Is it possible to cut this figure, called "camel"

• a) along the grid lines;

• b) not necessarily along the grid lines;

into $3$ parts, which you can use to build a square?
(We give you several copies to facilitate drawing)

The triangle $ABC$ is equilateral. The point $K$ is chosen on the side $AB$ and points $L$ and $M$ are on the side $BC$ in such a way that $L$ lies on the segment $BM$. We have the following properties: $KL=KM,$ $BL=2,AK=3.$ Find the length of $CM$.

Find the representation of $(a+b{)}^n$ as the sum of $X_{n,k}{a}^k{b}^{n-k}$ for general $n$. Here by $X_{n,k}$ we denote coefficients that depend only on $k$ and $n$.

The positive real numbers $a,b,c,x,y$ satisfy the following system of equations: $$\{\begin{array}{r}{x}^2+xy+y^2=a^2\\ y^2+yz+z^2=b^2\\ x^2+xz+z^2=c^2\end{array}$$

Find the value of $xy+yz+xz$ in terms of $a,b,$ and $c.$

This is a famous problem, called Monty Hall problem after a popular TV show in America.
In the problem, you are on a game show, being asked to choose between three doors.

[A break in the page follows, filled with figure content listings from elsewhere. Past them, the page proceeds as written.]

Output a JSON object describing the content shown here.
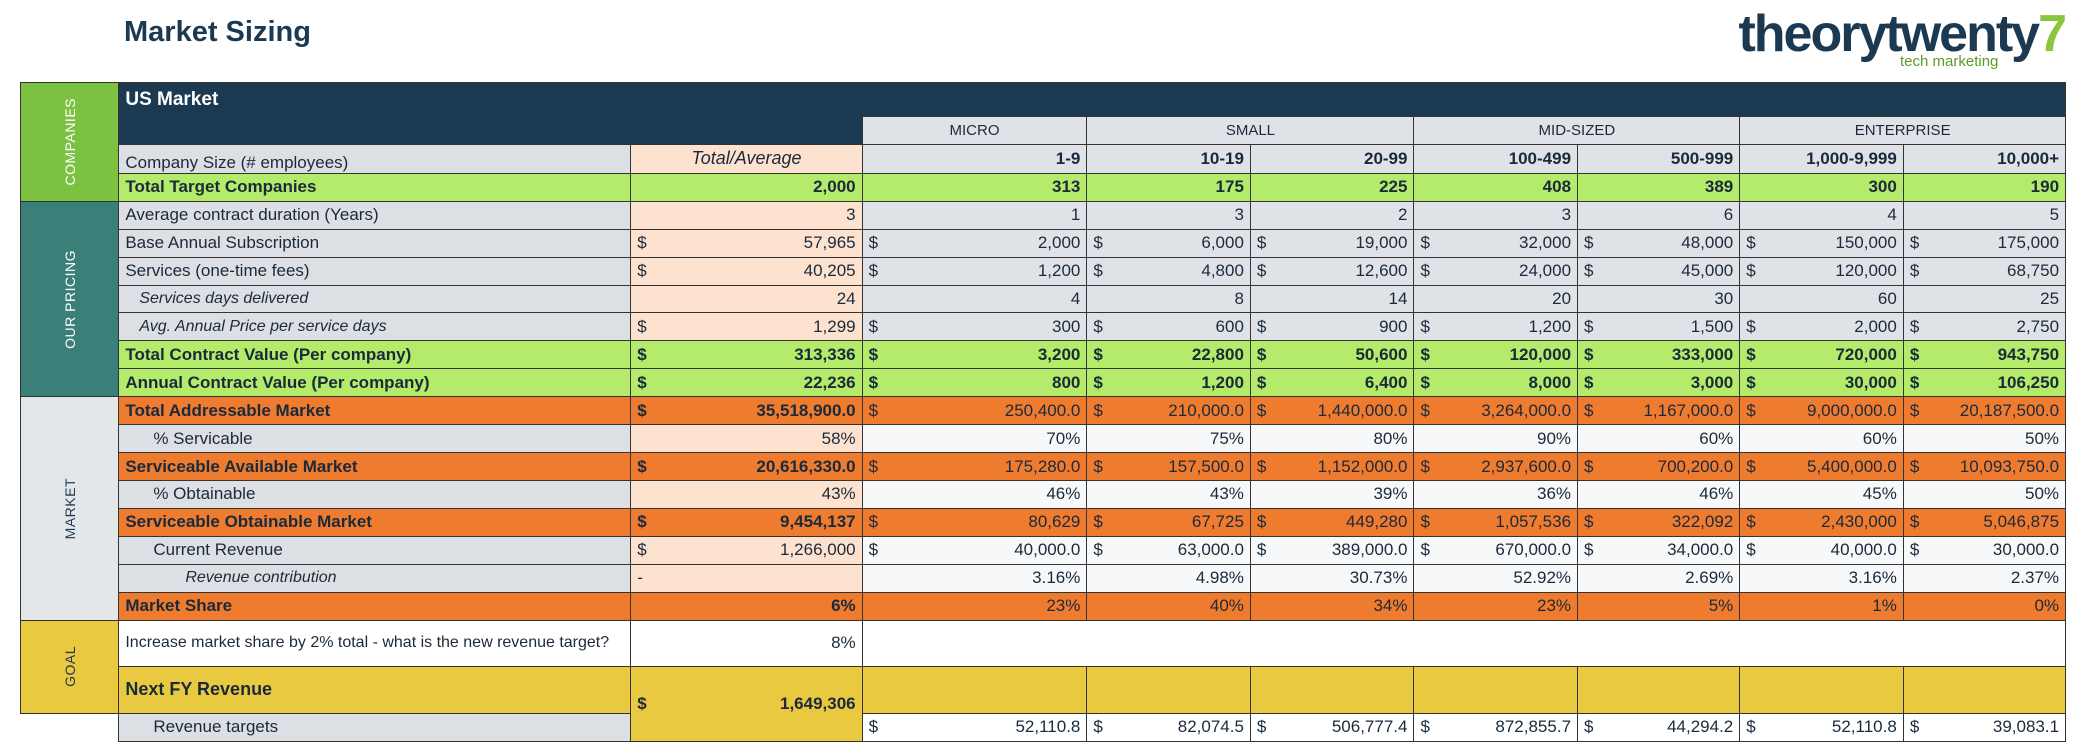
{
  "header": {
    "title": "Market Sizing",
    "logo_main": "theorytwenty",
    "logo_accent": "7",
    "logo_tagline": "tech marketing"
  },
  "table": {
    "title": "US Market",
    "side_labels": [
      "COMPANIES",
      "OUR PRICING",
      "MARKET",
      "GOAL"
    ],
    "groups": [
      "MICRO",
      "SMALL",
      "MID-SIZED",
      "ENTERPRISE"
    ],
    "size_label": "Company Size (# employees)",
    "total_header": "Total/Average",
    "sizes": [
      "1-9",
      "10-19",
      "20-99",
      "100-499",
      "500-999",
      "1,000-9,999",
      "10,000+"
    ],
    "rows": [
      {
        "label": "Total Target Companies",
        "style": "green",
        "total": "2,000",
        "values": [
          "313",
          "175",
          "225",
          "408",
          "389",
          "300",
          "190"
        ]
      },
      {
        "label": "Average contract duration (Years)",
        "style": "pricing",
        "total": "3",
        "values": [
          "1",
          "3",
          "2",
          "3",
          "6",
          "4",
          "5"
        ]
      },
      {
        "label": "Base Annual Subscription",
        "style": "pricing",
        "currency": "$",
        "total": "57,965",
        "values": [
          "2,000",
          "6,000",
          "19,000",
          "32,000",
          "48,000",
          "150,000",
          "175,000"
        ]
      },
      {
        "label": "Services (one-time fees)",
        "style": "pricing",
        "currency": "$",
        "total": "40,205",
        "values": [
          "1,200",
          "4,800",
          "12,600",
          "24,000",
          "45,000",
          "120,000",
          "68,750"
        ]
      },
      {
        "label": "Services days delivered",
        "style": "pricing-sub",
        "total": "24",
        "values": [
          "4",
          "8",
          "14",
          "20",
          "30",
          "60",
          "25"
        ]
      },
      {
        "label": "Avg. Annual Price per service days",
        "style": "pricing-sub",
        "currency": "$",
        "total": "1,299",
        "values": [
          "300",
          "600",
          "900",
          "1,200",
          "1,500",
          "2,000",
          "2,750"
        ]
      },
      {
        "label": "Total Contract Value (Per company)",
        "style": "green",
        "currency": "$",
        "total": "313,336",
        "values": [
          "3,200",
          "22,800",
          "50,600",
          "120,000",
          "333,000",
          "720,000",
          "943,750"
        ]
      },
      {
        "label": "Annual Contract Value (Per company)",
        "style": "green",
        "currency": "$",
        "total": "22,236",
        "values": [
          "800",
          "1,200",
          "6,400",
          "8,000",
          "3,000",
          "30,000",
          "106,250"
        ]
      },
      {
        "label": "Total Addressable Market",
        "style": "orange",
        "currency": "$",
        "total": "35,518,900.0",
        "values": [
          "250,400.0",
          "210,000.0",
          "1,440,000.0",
          "3,264,000.0",
          "1,167,000.0",
          "9,000,000.0",
          "20,187,500.0"
        ]
      },
      {
        "label": "% Servicable",
        "style": "market",
        "total": "58%",
        "values": [
          "70%",
          "75%",
          "80%",
          "90%",
          "60%",
          "60%",
          "50%"
        ]
      },
      {
        "label": "Serviceable Available Market",
        "style": "orange",
        "currency": "$",
        "total": "20,616,330.0",
        "values": [
          "175,280.0",
          "157,500.0",
          "1,152,000.0",
          "2,937,600.0",
          "700,200.0",
          "5,400,000.0",
          "10,093,750.0"
        ]
      },
      {
        "label": "% Obtainable",
        "style": "market",
        "total": "43%",
        "values": [
          "46%",
          "43%",
          "39%",
          "36%",
          "46%",
          "45%",
          "50%"
        ]
      },
      {
        "label": "Serviceable Obtainable Market",
        "style": "orange",
        "currency": "$",
        "total": "9,454,137",
        "values": [
          "80,629",
          "67,725",
          "449,280",
          "1,057,536",
          "322,092",
          "2,430,000",
          "5,046,875"
        ]
      },
      {
        "label": "Current Revenue",
        "style": "market",
        "currency": "$",
        "total": "1,266,000",
        "values": [
          "40,000.0",
          "63,000.0",
          "389,000.0",
          "670,000.0",
          "34,000.0",
          "40,000.0",
          "30,000.0"
        ]
      },
      {
        "label": "Revenue contribution",
        "style": "market-sub",
        "total": "-",
        "values": [
          "3.16%",
          "4.98%",
          "30.73%",
          "52.92%",
          "2.69%",
          "3.16%",
          "2.37%"
        ]
      },
      {
        "label": "Market Share",
        "style": "orange",
        "total": "6%",
        "values": [
          "23%",
          "40%",
          "34%",
          "23%",
          "5%",
          "1%",
          "0%"
        ]
      }
    ],
    "goal": {
      "label": "Increase market share by 2% total - what is the new revenue target?",
      "total": "8%"
    },
    "next_fy": {
      "label": "Next FY Revenue",
      "currency": "$",
      "total": "1,649,306"
    },
    "targets": {
      "label": "Revenue targets",
      "currency": "$",
      "values": [
        "52,110.8",
        "82,074.5",
        "506,777.4",
        "872,855.7",
        "44,294.2",
        "52,110.8",
        "39,083.1"
      ]
    }
  }
}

Behind each door, there is either a car or a goat. You choose a door. The host, Monty Hall, picks one of the other doors, which he knows has a goat behind it, and opens it, showing you the goat. (You know, by the rules of the game, that Monty will always reveal a goat.) Monty then asks whether you would like to switch your choice of door to the other remaining door. Assuming you prefer having a car more than having a goat, do you choose to switch or not to switch?

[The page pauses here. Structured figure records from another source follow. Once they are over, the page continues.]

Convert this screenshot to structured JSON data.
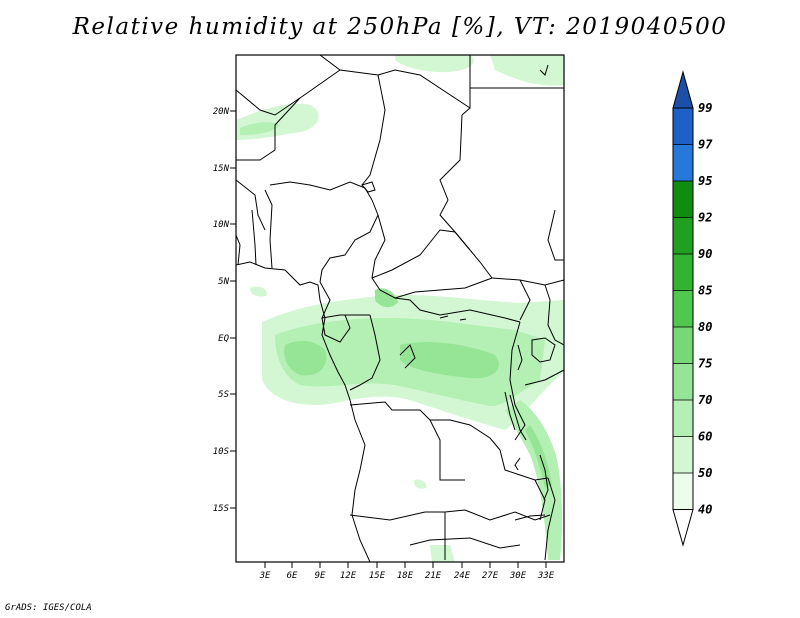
{
  "title": "Relative humidity at 250hPa [%], VT: 2019040500",
  "credit": "GrADS: IGES/COLA",
  "map": {
    "lat_labels": [
      "20N",
      "15N",
      "10N",
      "5N",
      "EQ",
      "5S",
      "10S",
      "15S"
    ],
    "lon_labels": [
      "3E",
      "6E",
      "9E",
      "12E",
      "15E",
      "18E",
      "21E",
      "24E",
      "27E",
      "30E",
      "33E"
    ]
  },
  "colorbar": {
    "labels": [
      "99",
      "97",
      "95",
      "92",
      "90",
      "85",
      "80",
      "75",
      "70",
      "60",
      "50",
      "40"
    ],
    "colors": [
      "#1e5fc8",
      "#2878dc",
      "#3c96f0",
      "#108c10",
      "#20a020",
      "#32b432",
      "#50c850",
      "#78d878",
      "#96e496",
      "#b4efb4",
      "#d2f7d2",
      "#ecfdec",
      "#ffffff"
    ],
    "top_color": "#1c4fa8"
  }
}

Find a representation as a product of $a^{2n+1}+b^{2n+1}$ for general $a,b,n$.

Find all the prime numbers $p$ such that there exist natural numbers $x$ and $y$ for which $p^x=y^3+1$.

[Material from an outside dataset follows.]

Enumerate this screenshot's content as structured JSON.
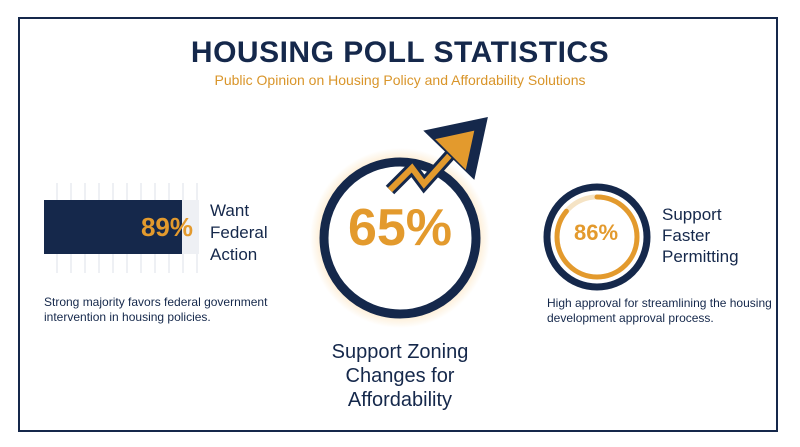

Find all natural numbers $n$ for which there exist integers $a,b,c$ such that $a+b+c=0$ and the number $a^n+b^n+c^n$ is prime.

The dragon locked six dwarves in the cave and said, "I have seven caps of the seven colors of the rainbow. Tomorrow morning I will blindfold you and put a cap on each of you, and hide one cap. Then I’ll take off the blindfolds, and you can see the caps on the heads of others, but not your own and I won’t let you talk any more. After that, everyone will secretly tell me the color of the hidden cap. If at least three of you guess right, I’ll let you all go. If less than three guess correctly, I’ll eat you all for lunch." How can dwarves agree in advance to act in order to be saved?

Nick has written in some order all the numbers $1,2,...33$ at the vertices of a regular $33$-gon. His little sister Hannah assigned to each side of the $33$-gon the number equal to the sum of the numbers at the ends of that side. It turns out that Hannah obtained $33$ consecutive numbers in certain order. Can you find an arrangement of numbers as written by Nick which lead to this situation?